Sometimes the more niche the better. It’s more special if it’s niche. It’s more important to the people who care about that niche. It’s more personal. It’s something those people care enough about to spend money on it. It’s something that matters to them. And it’s also small enough that you can make a big name for yourself and be the best in the world at something in your niche. Like Deanna Jump.

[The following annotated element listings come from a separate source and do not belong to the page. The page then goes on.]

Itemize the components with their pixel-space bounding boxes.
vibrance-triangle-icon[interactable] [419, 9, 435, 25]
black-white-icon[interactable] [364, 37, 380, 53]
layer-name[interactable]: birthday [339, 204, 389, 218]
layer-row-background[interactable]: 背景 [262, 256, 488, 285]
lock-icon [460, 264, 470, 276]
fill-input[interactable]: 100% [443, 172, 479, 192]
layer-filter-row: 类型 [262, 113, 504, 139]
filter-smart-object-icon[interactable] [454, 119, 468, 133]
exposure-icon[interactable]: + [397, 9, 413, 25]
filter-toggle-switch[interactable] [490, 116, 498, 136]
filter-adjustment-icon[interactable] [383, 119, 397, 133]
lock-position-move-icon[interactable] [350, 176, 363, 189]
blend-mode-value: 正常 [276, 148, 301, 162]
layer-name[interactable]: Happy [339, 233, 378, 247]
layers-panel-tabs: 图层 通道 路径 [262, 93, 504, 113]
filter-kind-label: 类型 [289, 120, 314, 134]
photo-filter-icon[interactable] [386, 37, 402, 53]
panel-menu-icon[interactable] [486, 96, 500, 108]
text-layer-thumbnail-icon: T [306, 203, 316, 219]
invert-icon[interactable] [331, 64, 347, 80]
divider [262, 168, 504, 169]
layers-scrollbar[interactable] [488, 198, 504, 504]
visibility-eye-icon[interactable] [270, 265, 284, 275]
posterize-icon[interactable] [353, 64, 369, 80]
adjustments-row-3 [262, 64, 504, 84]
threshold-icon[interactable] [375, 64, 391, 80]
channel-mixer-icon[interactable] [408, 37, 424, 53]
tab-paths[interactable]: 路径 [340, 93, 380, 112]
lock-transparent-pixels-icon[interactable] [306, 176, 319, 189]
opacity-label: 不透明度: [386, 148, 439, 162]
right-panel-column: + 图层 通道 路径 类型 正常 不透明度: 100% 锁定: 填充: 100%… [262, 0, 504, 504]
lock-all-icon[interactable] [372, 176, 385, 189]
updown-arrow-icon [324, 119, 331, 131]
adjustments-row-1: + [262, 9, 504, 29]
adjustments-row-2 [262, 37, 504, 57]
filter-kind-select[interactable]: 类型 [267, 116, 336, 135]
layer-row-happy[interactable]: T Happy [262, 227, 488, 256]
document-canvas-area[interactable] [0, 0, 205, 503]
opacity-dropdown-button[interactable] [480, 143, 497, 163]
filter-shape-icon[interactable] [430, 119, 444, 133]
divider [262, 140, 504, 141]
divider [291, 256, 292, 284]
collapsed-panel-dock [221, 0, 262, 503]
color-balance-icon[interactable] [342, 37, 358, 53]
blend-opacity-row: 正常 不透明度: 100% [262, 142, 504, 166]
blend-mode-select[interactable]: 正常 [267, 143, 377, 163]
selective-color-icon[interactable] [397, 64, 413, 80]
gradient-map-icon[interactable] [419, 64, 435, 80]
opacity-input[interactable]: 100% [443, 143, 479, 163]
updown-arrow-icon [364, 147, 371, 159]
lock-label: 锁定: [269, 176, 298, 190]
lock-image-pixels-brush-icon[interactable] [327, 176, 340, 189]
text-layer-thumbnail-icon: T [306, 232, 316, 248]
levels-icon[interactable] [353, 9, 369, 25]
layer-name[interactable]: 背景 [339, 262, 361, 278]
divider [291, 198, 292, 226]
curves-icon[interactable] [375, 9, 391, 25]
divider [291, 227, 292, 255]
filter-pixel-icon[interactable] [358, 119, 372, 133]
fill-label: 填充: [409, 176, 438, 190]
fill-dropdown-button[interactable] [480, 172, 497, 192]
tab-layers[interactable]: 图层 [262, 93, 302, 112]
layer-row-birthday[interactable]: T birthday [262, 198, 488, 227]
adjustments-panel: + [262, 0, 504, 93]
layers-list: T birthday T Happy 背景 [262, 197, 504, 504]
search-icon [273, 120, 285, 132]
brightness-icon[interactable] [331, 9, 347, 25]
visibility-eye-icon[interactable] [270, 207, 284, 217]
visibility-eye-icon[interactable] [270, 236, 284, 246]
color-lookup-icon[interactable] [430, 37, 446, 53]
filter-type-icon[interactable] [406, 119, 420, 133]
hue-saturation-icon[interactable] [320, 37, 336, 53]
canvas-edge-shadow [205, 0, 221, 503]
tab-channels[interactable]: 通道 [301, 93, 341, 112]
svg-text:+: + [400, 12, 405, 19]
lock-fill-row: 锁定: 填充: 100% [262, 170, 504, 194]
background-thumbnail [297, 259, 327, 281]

7. Tim Grittani, Penny Stock Millionaire

Remember Julie Broad and her husband Dave Peniuk who were determined to turn their $16,000 savings into more? Into millions? Well Tim Grittani took his life savings of just $1,500 in 2010 and decided he would risk it to make more. He decided to put his money into penny stocks. Now remember Broad and Peniuk who made their big money on real estate were trashing stocks as an investment. They had a pretty good argument too for going into real estate instead of stocks. You get to leverage your investment, and therefore your returns, by a factor of ten. There’s potentially less risk as well.

But this guy Tim went ahead and decided to invest his paltry $1,500 in stocks, and not just any stocks. He went for penny stocks! The lowest life form in the stocks universe. The stuff Jordan Belfort would pump and dump to the tune of hundreds of millions as unsophisticated investors lost money. Well Tim decided these shares valued under $1 apiece were his ticket to riches, and he turned out to be right! In 2013 he told CNNMoney, “I’ve been trading every single day for almost three years, and it’s been a slow, day-to-day process. Investors in penny stocks should be prepared for the possibility that they may lose their whole investment.”

But that slow, day-to-day trading process battle hardened Tim into a guy who knows how to pick winners and losers, and he turned his initial investment of just $1,500 into a multi-million dollar stock portfolio. He even shares investment advice now on his blog, Trade the Ticker. The big take away here is find your own path. Don’t necessarily listen to anyone on the specifics when they give advice about how to be wealthy. Learn from their attitude, their positivity, their perseverance, their energy, their desire to be rich. Then chart your own way toward millions.